Copy the sample parameter file into the active parameter file used by azd.

Scenario A uses the reuse-as-is sample.

Copy-Item bicep/infra/sample.existing-vnet.bicepparam bicep/infra/main.bicepparam -Force

Scenario B uses the create-update-subnets sample.

Copy-Item bicep/infra/sample.existing-vnet-create-subnets.bicepparam bicep/infra/main.bicepparam -Force

Edit bicep/infra/main.bicepparam and set resourceIds.virtualNetworkResourceId to $vnetId.

For Scenario A, do not set existingVNetSubnetsDefinition.

For Scenario B, provide an existingVNetSubnetsDefinition block with the subnet layout you want the deployment to create or update.

param existingVNetSubnetsDefinition = {
  useDefaultSubnets: false
  subnets: [
    {
      name: 'agent-subnet'
      addressPrefix: '192.168.0.0/27'
      delegation: 'Microsoft.App/environments'
      serviceEndpoints: ['Microsoft.CognitiveServices']
    }
    {
      name: 'pe-subnet'
      addressPrefix: '192.168.0.32/27'
      privateEndpointNetworkPolicies: 'Disabled'
      serviceEndpoints: ['Microsoft.AzureCosmosDB']
    }
    {
      name: 'AzureBastionSubnet'
      addressPrefix: '192.168.0.64/26'
    }
    {
      name: 'AzureFirewallSubnet'
      addressPrefix: '192.168.0.128/26'
    }
    {
      name: 'appgw-subnet'
      addressPrefix: '192.168.0.192/27'
    }
    {
      name: 'aca-env-subnet'
      addressPrefix: '192.168.1.0/27'
      delegation: 'Microsoft.App/environments'
      serviceEndpoints: ['Microsoft.AzureCosmosDB']
    }
    {
      name: 'devops-agents-subnet'
      addressPrefix: '192.168.1.32/27'
    }
    {
      name: 'jumpbox-subnet'
      addressPrefix: '192.168.1.64/28'
    }
  ]
}

Provision.

azd provision

If forced tunneling is enabled, ensure firewallPrivateIp matches the private IP assigned to Azure Firewall. With the default AzureFirewallSubnet prefix, the common value is 192.168.0.132, but you should always confirm the actual IP in your environment.

Validation

Validate that private endpoints were created in the workload resource group.
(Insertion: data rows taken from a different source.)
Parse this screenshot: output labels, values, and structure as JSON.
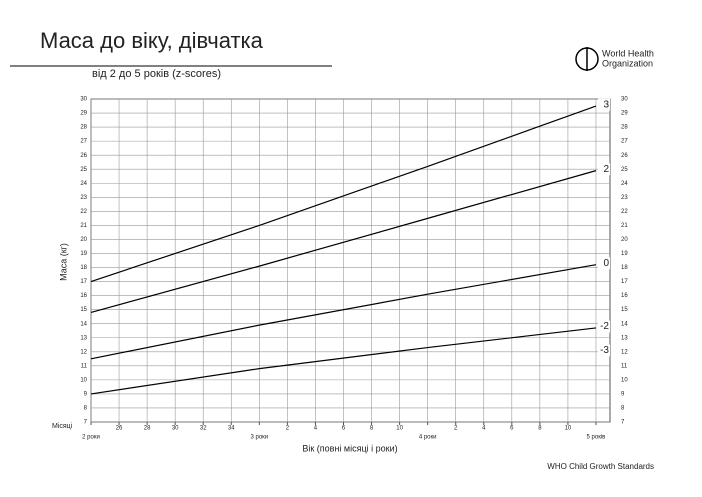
{
  "chart_data": {
    "type": "line",
    "title": "Маса до віку, дівчатка",
    "subtitle": "від 2 до 5 років (z-scores)",
    "y_label": "Маса (кг)",
    "x_label": "Вік (повні місяці і роки)",
    "x_unit_label": "Місяці",
    "source": "WHO Child Growth Standards",
    "logo": [
      "World Health",
      "Organization"
    ],
    "x": [
      24,
      36,
      48,
      60
    ],
    "series": [
      {
        "name": "3",
        "color": "#000000",
        "values": [
          17.0,
          21.0,
          25.2,
          29.5
        ]
      },
      {
        "name": "2",
        "color": "#000000",
        "values": [
          14.8,
          18.1,
          21.5,
          24.9
        ]
      },
      {
        "name": "0",
        "color": "#000000",
        "values": [
          11.5,
          13.9,
          16.1,
          18.2
        ]
      },
      {
        "name": "-2",
        "color": "#000000",
        "values": [
          9.0,
          10.8,
          12.3,
          13.7
        ]
      }
    ],
    "line_labels": [
      {
        "text": "3",
        "y": 29.6
      },
      {
        "text": "2",
        "y": 25.0
      },
      {
        "text": "0",
        "y": 18.3
      },
      {
        "text": "-2",
        "y": 13.8
      },
      {
        "text": "-3",
        "y": 12.1
      }
    ],
    "xlim": [
      24,
      61
    ],
    "ylim": [
      7,
      30
    ],
    "xticks": [
      {
        "value": 24,
        "label": "2 роки"
      },
      26,
      28,
      30,
      32,
      34,
      {
        "value": 36,
        "label": "3 роки"
      },
      {
        "value": 38,
        "label": "2"
      },
      {
        "value": 40,
        "label": "4"
      },
      {
        "value": 42,
        "label": "6"
      },
      {
        "value": 44,
        "label": "8"
      },
      {
        "value": 46,
        "label": "10"
      },
      {
        "value": 48,
        "label": "4 роки"
      },
      {
        "value": 50,
        "label": "2"
      },
      {
        "value": 52,
        "label": "4"
      },
      {
        "value": 54,
        "label": "6"
      },
      {
        "value": 56,
        "label": "8"
      },
      {
        "value": 58,
        "label": "10"
      },
      {
        "value": 60,
        "label": "5 років"
      }
    ],
    "yticks": [
      7,
      8,
      9,
      10,
      11,
      12,
      13,
      14,
      15,
      16,
      17,
      18,
      19,
      20,
      21,
      22,
      23,
      24,
      25,
      26,
      27,
      28,
      29,
      30
    ],
    "grid": true
  }
}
az network private-endpoint list --resource-group $workloadRg -o table

Because this walkthrough uses flagPlatformLandingZone set to false, validate that private DNS zones exist and are linked.

az network private-dns zone list --resource-group $workloadRg -o table

az network private-dns link vnet list --resource-group $workloadRg --zone-name privatelink.openai.azure.com -o table

Validate that A records exist.

az network private-dns record-set a list --resource-group $workloadRg --zone-name privatelink.openai.azure.com -o table

If forced tunneling is enabled, validate that route tables exist and are associated with the expected subnets.

az network route-table list --resource-group $workloadRg -o table
az network vnet subnet show --resource-group $netRg --vnet-name $vnetName --name jumpbox-subnet --query routeTable.id -o tsv

Validate access through Bastion and the Jump VM.

Reset the Jump VM password in the Azure portal and connect using Bastion. Then, from inside the Jump VM, validate DNS resolution for your created services.

Resolve-DnsName login.microsoftonline.com
Test-NetConnection login.microsoftonline.com -Port 443

To validate private DNS resolution for specific Private Endpoints, list the FQDNs associated with a Private Endpoint and test resolution inside the Jump VM.

$peName = "<private-endpoint-name>"
az network private-endpoint dns-zone-group list --resource-group $workloadRg --endpoint-name $peName --query "[].privateDnsZoneConfigs[].recordSets[].fqdn" -o tsv

Cleanup

Delete the workload resource group.

az group delete --name $workloadRg --yes --no-wait

If the VNet was created only for this walkthrough, delete the networking resource group.